Palu, Teraskabar.id – Sekretaris Komisi III DPRD Sulawesi Tengah, Muhammad Safri, tampil lantang menyuarakan pandangannya terhadap pernyataan Menteri Dalam Negeri Tito Karnavian yang menegur para gubernur karena memprotes pemotongan Dana Transfer ke Daerah (TKD). Menurutnya, sikap Mendagri justru bisa menimbulkan salah tafsir dan mencederai semangat kerja sama antara pusat dan daerah.
Sebagai Sekretaris Komisi III DPRD, Safri menilai bahwa kebijakan fiskal seharusnya diiringi dengan dialog terbuka. Ia menegaskan, para gubernur bukan sedang melawan pemerintah pusat, melainkan memperjuangkan rakyat di wilayahnya yang terdampak langsung oleh pemotongan anggaran.
“Komentar yang menyudutkan kepala daerah tidak bijak. Mereka itu sedang bekerja keras memastikan rakyatnya tetap mendapat pelayanan terbaik,” ujarnya penuh semangat, Kamis (16/10/2025).
Dalam pandangan Sekretaris Komisi III DPRD tersebut, pemotongan TKD membawa konsekuensi besar bagi daerah, terutama di wilayah yang masih bergantung pada dana transfer. Ia mencontohkan bahwa pembangunan infrastruktur, layanan publik, hingga program sosial bisa tersendat jika anggaran dikurangi secara drastis.

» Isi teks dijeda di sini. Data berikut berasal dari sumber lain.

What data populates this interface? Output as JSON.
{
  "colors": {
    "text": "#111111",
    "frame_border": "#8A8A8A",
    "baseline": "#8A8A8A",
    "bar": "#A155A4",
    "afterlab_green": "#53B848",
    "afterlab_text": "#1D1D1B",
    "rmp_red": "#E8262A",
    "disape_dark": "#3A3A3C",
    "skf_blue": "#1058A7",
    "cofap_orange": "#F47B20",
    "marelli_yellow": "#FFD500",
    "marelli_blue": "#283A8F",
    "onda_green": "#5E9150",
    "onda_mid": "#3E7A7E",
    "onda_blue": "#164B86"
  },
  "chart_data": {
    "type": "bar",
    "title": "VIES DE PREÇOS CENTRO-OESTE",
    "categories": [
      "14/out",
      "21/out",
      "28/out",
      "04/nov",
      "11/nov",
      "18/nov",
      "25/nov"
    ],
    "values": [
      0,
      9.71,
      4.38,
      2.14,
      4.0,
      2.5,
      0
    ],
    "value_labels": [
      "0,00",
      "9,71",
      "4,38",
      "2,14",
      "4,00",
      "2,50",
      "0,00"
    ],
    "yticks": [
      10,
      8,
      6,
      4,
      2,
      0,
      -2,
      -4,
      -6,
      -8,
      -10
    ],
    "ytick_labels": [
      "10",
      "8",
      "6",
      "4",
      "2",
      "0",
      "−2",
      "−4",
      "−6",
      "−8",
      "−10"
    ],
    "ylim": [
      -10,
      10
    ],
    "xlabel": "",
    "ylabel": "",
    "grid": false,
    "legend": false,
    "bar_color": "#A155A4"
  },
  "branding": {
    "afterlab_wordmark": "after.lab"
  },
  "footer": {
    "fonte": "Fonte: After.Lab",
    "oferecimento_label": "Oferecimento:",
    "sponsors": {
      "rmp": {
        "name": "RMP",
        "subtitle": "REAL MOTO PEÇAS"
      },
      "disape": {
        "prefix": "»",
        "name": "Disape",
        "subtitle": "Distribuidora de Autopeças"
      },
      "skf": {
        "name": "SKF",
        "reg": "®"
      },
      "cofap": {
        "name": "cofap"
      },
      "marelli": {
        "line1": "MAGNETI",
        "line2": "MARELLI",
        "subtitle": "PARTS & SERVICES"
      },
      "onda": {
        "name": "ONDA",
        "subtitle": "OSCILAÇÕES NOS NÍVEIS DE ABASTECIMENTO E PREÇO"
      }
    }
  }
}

“Sulit bicara pemerataan pembangunan kalau keuangan daerah terus ditekan. Pemerintah pusat harus peka terhadap kondisi di lapangan,” tambah Safri.
Safri juga menyinggung pentingnya kebijakan yang berpihak pada daerah. Ia mengingatkan bahwa kepala daerah memahami realitas masyarakatnya lebih baik dibanding pejabat di Jakarta. “Kalau para gubernur bersuara, itu bukan bentuk pembangkangan, tapi wujud tanggung jawab,” tegasnya.
Lebih lanjut, Sekretaris Komisi III DPRD Sulteng itu menyoroti keselarasan antara visi daerah dan nasional, seperti Program 9 BERANI yang sejalan dengan Asta Cita Presiden Prabowo Subianto. Menurutnya, keberhasilan program nasional sangat bergantung pada kekuatan fiskal daerah.
“Kalau anggaran dikurangi, bagaimana program prioritas bisa berjalan? Suara kepala daerah seharusnya dipandang sebagai masukan, bukan kritik destruktif,” ujarnya.
Di akhir pernyataannya, Safri mengajak Mendagri membuka ruang dialog yang lebih konstruktif. “Demokrasi akan hidup bila kepala daerah berani bicara jujur. Jangan bungkam suara mereka. Kalau pemerintah pusat ingin daerah mandiri, berilah kewenangan dan regulasi yang mendukung,” pungkasnya.
Dengan gaya lugas dan terbuka, Safri menutup pesannya dengan nada optimis: “Kalau semua pihak mau mendengar, kita bisa wujudkan pemerintahan yang adil, mandiri, dan berpihak pada rakyat.” pungkasnya.(Ghaff/Teraskabar).